In a week that started so promisingly for global markets, the mood quickly turned sour erasing any gains for the year with US bourses suffering their worst day since October.
Investors were filled with more than just festive cheer on Monday morning as it appeared that the US and China had finally found some middle ground over their long-running trade dispute. The two global superpowers appeared to broker a 90-day ceasefire during a high stakes G20 summit held in Buenos Aires over the weekend, agreeing to halt additional tariffs and negotiate a deal that worked for both. Asian shares rallied hard on the news, led by China’s Shenzhen benchmark, up 2.6%. Western benchmarks followed the trend, with mining and financial stocks leading the way.
However, as Monday wore on, perceptions changed towards the deal as it appeared it would merely pause escalations rather than provide a comprehensive breakthrough.
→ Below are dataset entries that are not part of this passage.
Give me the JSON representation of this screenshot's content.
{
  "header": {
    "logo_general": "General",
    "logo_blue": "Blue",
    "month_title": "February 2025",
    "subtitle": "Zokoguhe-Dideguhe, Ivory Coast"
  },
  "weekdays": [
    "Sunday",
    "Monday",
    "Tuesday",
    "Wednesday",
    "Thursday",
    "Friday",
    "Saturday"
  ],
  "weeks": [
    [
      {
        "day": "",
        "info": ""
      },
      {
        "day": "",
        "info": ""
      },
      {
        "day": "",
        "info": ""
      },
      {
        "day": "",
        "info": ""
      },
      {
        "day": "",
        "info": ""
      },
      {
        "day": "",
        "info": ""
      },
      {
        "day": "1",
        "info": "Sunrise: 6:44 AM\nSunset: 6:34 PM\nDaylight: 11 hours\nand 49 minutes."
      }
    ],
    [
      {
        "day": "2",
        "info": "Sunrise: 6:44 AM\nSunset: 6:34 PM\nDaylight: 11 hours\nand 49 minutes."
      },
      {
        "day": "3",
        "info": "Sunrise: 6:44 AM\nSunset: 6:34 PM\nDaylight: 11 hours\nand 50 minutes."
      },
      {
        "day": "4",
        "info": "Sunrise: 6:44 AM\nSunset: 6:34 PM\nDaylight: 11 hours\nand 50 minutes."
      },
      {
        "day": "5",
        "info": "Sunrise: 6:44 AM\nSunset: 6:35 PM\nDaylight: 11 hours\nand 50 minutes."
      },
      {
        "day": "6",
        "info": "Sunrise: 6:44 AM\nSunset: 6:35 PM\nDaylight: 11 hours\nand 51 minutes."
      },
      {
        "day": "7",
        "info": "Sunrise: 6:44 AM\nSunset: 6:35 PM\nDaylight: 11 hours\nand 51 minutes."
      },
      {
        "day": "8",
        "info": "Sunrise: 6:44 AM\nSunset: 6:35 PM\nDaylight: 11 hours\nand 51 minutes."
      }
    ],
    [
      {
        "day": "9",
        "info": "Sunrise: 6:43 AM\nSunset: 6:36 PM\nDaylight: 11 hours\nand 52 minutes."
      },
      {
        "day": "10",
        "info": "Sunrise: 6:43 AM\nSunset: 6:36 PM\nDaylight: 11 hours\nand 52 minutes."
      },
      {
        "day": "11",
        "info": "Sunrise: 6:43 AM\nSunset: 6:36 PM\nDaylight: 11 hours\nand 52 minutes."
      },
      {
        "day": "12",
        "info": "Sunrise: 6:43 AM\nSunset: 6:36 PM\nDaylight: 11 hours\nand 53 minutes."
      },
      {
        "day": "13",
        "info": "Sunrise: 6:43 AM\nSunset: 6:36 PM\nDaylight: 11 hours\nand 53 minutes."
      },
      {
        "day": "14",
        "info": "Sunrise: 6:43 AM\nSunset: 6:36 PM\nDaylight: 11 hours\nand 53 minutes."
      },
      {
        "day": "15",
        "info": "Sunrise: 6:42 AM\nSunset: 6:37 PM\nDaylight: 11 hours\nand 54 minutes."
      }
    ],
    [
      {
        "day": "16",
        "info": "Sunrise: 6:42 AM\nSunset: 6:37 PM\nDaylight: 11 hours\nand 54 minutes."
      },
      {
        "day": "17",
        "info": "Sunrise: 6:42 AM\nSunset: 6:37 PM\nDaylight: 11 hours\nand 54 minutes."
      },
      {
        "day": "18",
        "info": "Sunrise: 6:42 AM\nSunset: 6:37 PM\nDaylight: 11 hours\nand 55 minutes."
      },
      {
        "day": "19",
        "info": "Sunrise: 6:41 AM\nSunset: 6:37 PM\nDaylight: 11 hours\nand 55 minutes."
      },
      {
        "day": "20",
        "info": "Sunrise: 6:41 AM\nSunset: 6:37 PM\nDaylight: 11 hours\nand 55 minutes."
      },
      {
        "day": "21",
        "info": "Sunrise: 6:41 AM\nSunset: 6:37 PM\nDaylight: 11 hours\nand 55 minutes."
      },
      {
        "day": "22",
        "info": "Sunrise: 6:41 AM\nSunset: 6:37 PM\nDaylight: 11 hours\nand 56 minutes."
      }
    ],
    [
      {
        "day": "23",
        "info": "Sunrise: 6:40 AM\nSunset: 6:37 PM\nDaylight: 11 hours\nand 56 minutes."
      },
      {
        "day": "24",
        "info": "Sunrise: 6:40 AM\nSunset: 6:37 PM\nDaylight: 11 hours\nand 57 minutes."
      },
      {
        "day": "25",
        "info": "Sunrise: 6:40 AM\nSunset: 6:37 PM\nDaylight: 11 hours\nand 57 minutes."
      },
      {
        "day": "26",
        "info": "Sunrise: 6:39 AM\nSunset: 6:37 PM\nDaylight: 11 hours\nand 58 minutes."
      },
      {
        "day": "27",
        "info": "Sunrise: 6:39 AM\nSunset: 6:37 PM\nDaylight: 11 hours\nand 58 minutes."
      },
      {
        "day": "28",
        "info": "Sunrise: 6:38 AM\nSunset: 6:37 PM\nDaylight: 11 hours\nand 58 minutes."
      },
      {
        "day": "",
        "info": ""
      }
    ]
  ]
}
Under scrutiny, it seems that what had been agreed in Argentina was about as woolly as a Christmas jumper; the lack of detail was evident as neither side could even agree on when the truce even started or will start. Donald Trump’s Twitter account did not help things: “…remember, I am a tariff man”, he tweeted. This sent shudders through just about every market, with the tech-heavy NASDAQ affected the most, falling 3.8% on Tuesday.
Expectations of a trade war truce had further unwound by Thursday however, as Canadian authorities, at the behest of Washington, arrested Meng Wanzhou, the Chief Financial Officer of Chinese Telecommunications giant Huawei, on allegedly violating US imposed Iran sanctions. All three Wall Street Indices dropped over 2% on the news, only to recover most of the losses later on. Such was the pressure on US markets, the CME Group was forced to intervene with market pauses during the first minutes of trading to prevent severe price movements. The FTSE 100 fared even worse, plummeting over 3%, led lower by falling commodity prices.
As investors questioned long term economic growth, reflected in global bourses being punished throughout the week, safe haven assets predictably performed well. The spread between the 10-year and its 2-year counterpart shrank to its lowest since the start of the financial crisis, highlighting that investors are favouring gaining protection further down the line and reinforcing perceptions of slower economic growth to come.
Some solace was to come at the end of the week as Friday saw some element of poise return. Markets opened up sharply as bargain hunters provided some support coupled with soothing words from the Federal Reserve the night before. Investors also looked forward to important US labour data, released on Friday afternoon. Although weaker than the 198,000 forecasted, the US still added 155,000 to its labour force, showing that whilst not red hot, the US economy continues to grind on. Wage growth was also a little disappointing, coming in at 0.2% v expectations of 0.3% but employment stayed at 3.7%, a multi-decade low.